Como deixei de ser incomodado

Como não sou um tipo famoso nunca fui assediado por fãs. Mas é verdade que ao longo desta minha vidinha de jornalista recebi, de vez em quando, cartas ameaçadoras ou telefonemas incómodos. Os mais aborrecidos e insistentes ocorreram há cerca de três anos, quando o noticiário sobre o processo Casa Pia reflectia a recente prisão de Carlos Cruz: inúmeros SMS e até algumas chamadas de voz para o meu telemóvel informaram-me que havia alguém que achava que eu estava feito com os pedófilos, que eu tinha sido comprado pelos pedófilos, que eu próprio era pedófilo, que um dia esse alguém trataria, de forma sexual e violenta, de me mostrar o castigo que um pedófilo merece e, finalmente, que todos os que trabalhavam no 24horas eram (adivinhem lá...) pedófilos. Era um bocado chato e muita pedofilia para um telemóvel só.

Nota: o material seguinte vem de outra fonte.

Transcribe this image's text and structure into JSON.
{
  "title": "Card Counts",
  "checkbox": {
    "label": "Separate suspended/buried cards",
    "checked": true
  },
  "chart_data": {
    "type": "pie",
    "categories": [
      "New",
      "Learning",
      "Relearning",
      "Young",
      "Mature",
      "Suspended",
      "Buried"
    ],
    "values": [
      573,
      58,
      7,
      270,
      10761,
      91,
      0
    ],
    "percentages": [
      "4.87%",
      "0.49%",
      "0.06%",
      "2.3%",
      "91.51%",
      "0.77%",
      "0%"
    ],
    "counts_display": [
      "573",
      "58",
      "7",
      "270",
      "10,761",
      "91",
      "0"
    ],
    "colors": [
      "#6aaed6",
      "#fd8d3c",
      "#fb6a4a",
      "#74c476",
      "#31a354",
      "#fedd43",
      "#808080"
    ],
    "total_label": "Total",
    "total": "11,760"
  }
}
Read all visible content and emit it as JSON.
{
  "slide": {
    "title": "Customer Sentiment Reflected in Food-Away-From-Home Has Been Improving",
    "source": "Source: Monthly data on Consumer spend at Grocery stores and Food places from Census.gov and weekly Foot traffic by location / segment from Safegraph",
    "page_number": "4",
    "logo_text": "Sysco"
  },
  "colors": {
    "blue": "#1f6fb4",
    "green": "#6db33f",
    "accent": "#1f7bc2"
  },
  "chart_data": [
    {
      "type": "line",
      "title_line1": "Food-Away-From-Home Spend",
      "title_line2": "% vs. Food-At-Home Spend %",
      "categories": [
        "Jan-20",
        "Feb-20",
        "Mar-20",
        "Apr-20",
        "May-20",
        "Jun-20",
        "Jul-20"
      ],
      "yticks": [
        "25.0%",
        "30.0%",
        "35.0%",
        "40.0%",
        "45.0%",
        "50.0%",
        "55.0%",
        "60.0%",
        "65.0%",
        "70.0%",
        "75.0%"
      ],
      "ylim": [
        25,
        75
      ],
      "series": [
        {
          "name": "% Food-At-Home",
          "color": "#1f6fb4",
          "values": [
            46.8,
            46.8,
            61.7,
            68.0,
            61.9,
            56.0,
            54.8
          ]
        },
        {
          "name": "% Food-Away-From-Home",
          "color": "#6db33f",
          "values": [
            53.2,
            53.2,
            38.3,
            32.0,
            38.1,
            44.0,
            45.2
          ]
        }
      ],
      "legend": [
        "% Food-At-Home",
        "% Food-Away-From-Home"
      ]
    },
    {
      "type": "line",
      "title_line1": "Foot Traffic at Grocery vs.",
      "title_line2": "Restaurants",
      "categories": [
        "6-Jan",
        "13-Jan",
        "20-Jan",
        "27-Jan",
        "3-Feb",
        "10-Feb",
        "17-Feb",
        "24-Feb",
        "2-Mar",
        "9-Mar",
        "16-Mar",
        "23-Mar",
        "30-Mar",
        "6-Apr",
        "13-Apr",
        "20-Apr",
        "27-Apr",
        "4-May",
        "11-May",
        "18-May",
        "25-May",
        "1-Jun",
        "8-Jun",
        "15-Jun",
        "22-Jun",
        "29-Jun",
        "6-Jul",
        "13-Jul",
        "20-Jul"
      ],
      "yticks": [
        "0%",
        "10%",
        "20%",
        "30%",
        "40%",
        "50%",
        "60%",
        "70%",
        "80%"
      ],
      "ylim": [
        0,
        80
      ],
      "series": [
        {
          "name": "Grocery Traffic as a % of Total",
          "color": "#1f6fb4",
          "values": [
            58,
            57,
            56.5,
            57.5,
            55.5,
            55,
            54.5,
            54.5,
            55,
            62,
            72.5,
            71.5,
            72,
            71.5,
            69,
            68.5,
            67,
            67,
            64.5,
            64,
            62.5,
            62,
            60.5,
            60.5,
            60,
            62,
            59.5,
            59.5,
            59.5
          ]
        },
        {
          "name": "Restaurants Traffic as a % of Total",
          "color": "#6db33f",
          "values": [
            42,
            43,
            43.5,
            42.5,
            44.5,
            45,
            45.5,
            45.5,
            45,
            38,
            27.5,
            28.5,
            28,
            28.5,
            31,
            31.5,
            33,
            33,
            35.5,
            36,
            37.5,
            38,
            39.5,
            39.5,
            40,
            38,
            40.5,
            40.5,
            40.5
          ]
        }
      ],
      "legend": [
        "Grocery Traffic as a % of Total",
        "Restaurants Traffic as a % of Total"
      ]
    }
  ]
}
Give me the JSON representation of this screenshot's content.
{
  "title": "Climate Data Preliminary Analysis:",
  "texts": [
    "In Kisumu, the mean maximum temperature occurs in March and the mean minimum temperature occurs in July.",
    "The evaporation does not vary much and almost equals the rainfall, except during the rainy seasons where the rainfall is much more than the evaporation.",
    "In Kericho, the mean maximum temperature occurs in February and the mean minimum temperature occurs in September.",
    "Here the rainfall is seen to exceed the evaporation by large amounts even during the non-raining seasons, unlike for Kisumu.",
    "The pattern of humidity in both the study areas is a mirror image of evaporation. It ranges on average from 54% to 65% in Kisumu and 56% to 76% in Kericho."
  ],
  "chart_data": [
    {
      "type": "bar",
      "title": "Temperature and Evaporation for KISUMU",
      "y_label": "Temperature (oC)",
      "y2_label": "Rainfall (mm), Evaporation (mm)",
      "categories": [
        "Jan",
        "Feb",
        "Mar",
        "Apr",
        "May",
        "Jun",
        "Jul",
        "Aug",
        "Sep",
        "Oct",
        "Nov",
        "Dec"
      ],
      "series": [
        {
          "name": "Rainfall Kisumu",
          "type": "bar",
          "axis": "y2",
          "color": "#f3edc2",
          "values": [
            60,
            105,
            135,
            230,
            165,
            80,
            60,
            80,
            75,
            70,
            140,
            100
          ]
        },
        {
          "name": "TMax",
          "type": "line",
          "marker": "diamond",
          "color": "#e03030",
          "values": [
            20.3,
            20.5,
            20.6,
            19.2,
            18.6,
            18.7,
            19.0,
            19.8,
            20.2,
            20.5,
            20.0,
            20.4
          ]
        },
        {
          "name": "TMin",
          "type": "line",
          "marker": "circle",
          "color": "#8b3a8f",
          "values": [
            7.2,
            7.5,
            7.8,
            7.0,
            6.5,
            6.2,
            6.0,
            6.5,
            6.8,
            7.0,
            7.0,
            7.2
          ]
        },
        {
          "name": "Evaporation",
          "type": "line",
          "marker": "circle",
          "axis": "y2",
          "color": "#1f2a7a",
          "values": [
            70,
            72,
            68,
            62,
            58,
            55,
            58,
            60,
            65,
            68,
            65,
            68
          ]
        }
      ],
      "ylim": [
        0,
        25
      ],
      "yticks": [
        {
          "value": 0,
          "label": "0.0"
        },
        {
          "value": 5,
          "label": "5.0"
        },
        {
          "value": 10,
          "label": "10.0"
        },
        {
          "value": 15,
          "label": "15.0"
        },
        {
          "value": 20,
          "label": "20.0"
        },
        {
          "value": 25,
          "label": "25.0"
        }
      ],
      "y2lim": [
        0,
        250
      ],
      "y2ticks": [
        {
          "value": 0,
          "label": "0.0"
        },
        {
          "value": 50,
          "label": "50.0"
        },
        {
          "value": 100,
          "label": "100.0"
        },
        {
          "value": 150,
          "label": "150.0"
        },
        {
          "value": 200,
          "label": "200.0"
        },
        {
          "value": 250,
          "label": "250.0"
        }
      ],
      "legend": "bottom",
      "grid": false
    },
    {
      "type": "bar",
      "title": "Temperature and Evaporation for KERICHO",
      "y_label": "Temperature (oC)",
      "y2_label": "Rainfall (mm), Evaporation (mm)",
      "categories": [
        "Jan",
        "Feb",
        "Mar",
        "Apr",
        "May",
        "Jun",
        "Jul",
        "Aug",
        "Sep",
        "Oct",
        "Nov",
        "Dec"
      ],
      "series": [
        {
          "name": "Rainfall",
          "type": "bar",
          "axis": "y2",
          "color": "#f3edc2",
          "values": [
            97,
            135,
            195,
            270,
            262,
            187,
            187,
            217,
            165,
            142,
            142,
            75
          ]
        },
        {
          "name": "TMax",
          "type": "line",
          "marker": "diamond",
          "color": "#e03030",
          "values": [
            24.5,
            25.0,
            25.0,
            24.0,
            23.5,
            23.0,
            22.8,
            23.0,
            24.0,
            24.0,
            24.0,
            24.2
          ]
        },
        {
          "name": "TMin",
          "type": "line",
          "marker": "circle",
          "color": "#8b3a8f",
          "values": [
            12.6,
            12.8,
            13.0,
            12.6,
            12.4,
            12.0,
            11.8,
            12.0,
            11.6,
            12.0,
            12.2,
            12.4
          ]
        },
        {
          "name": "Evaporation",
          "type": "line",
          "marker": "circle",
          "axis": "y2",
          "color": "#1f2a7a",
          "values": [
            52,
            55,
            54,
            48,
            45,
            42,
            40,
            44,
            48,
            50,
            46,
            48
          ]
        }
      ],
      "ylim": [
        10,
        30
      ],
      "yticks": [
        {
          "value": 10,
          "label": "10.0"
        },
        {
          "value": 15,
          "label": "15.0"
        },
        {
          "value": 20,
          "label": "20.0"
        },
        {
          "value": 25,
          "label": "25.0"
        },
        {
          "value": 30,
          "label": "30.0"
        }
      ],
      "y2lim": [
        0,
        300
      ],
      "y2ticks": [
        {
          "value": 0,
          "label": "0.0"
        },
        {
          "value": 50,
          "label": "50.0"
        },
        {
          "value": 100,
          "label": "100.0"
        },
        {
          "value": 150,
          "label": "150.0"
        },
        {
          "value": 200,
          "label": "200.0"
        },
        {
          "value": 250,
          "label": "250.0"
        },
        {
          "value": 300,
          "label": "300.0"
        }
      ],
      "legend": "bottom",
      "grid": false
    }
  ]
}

Mas foi muito fácil resolver o problema. Não mudei de número nem dei o aparelho à minha secretária para ela passar a atender as chamadas: simplesmente desliguei-o. Ao fim de uns dias desistiram. Agora só o ligo quando preciso de fazer chamadas ou em alturas, raras, onde quem me interessa não me pode contactar de outra maneira.

Devo dizer que sou obrigado a agradecer aos senhores que tanto me insultaram, pois assim proporcionaram-me uma alteração de hábitos que melhorou substancialmente a qualidade da minha vida: todos os que me rodeiam já sabem que, no telemóvel, raramente me apanham e, por isso, a quantidade de vezes que me chateiam por razões tolas é mínima. Foi uma espécie de libertação de um escravo: agora quase só tenho conversas realmente úteis. Adeus stresse de jornalista, adeus boatos e tricas, adeus “não publique essa notícia!”, adeus choque tecnológico. Conclusão? O problema nestas sociedades da comunicação é mesmo o “blá blá” a mais.